A few days later, I got a message from the director of the program, letting me know an African American student had come to see her, very disturbed that I had used that word. I have to admit, I was shocked. And embarrassed. The director sent me an essay she thought might help me understand, written by a teacher and her student about this very issue.
My first thought was “Oh for Pete’s sake, are we going to erase history, edit historical novels, now?” My further considered answer is “Well, I guess we don’t need to erase history, but we need to acknowledge what that word has done.” In other words, I guess have no right to use the word, even in the innocent way I used it.
I was describing this incident at Thanksgiving. My granddaughter Abby was listening. She’s 15 and goes to Sidwell, the Friends school in D.C. There are a large number of African Americans in her school. She quickly said “No, you can’t use that word. Period.”
Then she told us her class is reading Homegoing, by Yaa Gyasi. The book is set initially in Ghana, among slave traders and the warring tribes that supply the slaves. It travels across time to plantations in the American south, and to New York. . . .I’m not finished with it yet. (You can read about it in the May issue of The New Yorker.) Abby said her teacher—who is from Ghana and wears tribal dress—said she wanted her students to read the book , to know what the history is, so that, she said, her own son might be less afraid to go out at night. The other Black students in the class, mostly the boys, said they’re always at least a little scared when they go out. They’ve been taught, never walk with your hands in your pockets, never pull up your hood.
The novel describes the unspeakable condition of the dungeon where slaves were packed in so closely they were layered on top of each other in the dark. They couldn’t move; it describes rapes and murder.
Are 15-year-olds too young to read this? How foolish to think so, since violence and hatred is everywhere. It’s a matter, it seems to me, of having a wise teacher who knows how to lead the discussion.
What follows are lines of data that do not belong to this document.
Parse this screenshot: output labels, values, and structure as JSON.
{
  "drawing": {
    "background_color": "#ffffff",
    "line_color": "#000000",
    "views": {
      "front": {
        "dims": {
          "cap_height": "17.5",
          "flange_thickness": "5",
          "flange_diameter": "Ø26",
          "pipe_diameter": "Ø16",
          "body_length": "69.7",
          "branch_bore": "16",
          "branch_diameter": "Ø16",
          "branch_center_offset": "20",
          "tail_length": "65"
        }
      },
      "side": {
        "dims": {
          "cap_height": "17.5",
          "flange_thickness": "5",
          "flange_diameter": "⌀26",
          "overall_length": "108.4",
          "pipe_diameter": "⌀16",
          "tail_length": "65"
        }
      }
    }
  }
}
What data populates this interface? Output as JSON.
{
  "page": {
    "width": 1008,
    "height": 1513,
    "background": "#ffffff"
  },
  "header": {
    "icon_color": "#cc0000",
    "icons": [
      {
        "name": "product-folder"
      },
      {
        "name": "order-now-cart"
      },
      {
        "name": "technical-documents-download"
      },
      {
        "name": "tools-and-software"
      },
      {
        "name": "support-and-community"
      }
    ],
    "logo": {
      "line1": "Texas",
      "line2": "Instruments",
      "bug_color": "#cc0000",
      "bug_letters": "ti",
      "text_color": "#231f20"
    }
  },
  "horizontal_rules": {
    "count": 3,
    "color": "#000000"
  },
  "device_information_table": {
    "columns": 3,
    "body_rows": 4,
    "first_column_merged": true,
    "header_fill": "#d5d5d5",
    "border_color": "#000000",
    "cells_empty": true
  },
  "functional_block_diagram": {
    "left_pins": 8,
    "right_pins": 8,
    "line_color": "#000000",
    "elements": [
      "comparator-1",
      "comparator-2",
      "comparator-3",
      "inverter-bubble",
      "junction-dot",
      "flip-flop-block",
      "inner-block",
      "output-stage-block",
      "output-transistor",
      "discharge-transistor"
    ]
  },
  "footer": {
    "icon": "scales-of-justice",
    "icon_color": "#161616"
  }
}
I actually think it’s the young Black students who are woke. They’ve come to a sharper degree of consciousness not only about their present situation, but about their past. We’ve all known this history, of course, for a long time, but if you’re Black, to feel it in some articulate way, not just in your bones, that may be what’s changing. To read it and write about it—such work is proliferating at a grand rate.
If you were the one whose relatives had been grossly abused for generations in the name of the N-word, you ought to be the only one allowed to touch it, to say it. it is radioactive. It stands for, for, for what I can’t even imagine, having been remarkably privileged all my life. Not that my contemporary life has been easy, or comfortable, but it’s been safe from the thousand cuts.
I’m not thinking groveling with guilt, here. I can’t fix what happened. I’m thinking awareness. And respect. Awareness of what the long reach of history has wrought, for us all. And the respect not to reach into the filthy grab-bag of history for our words.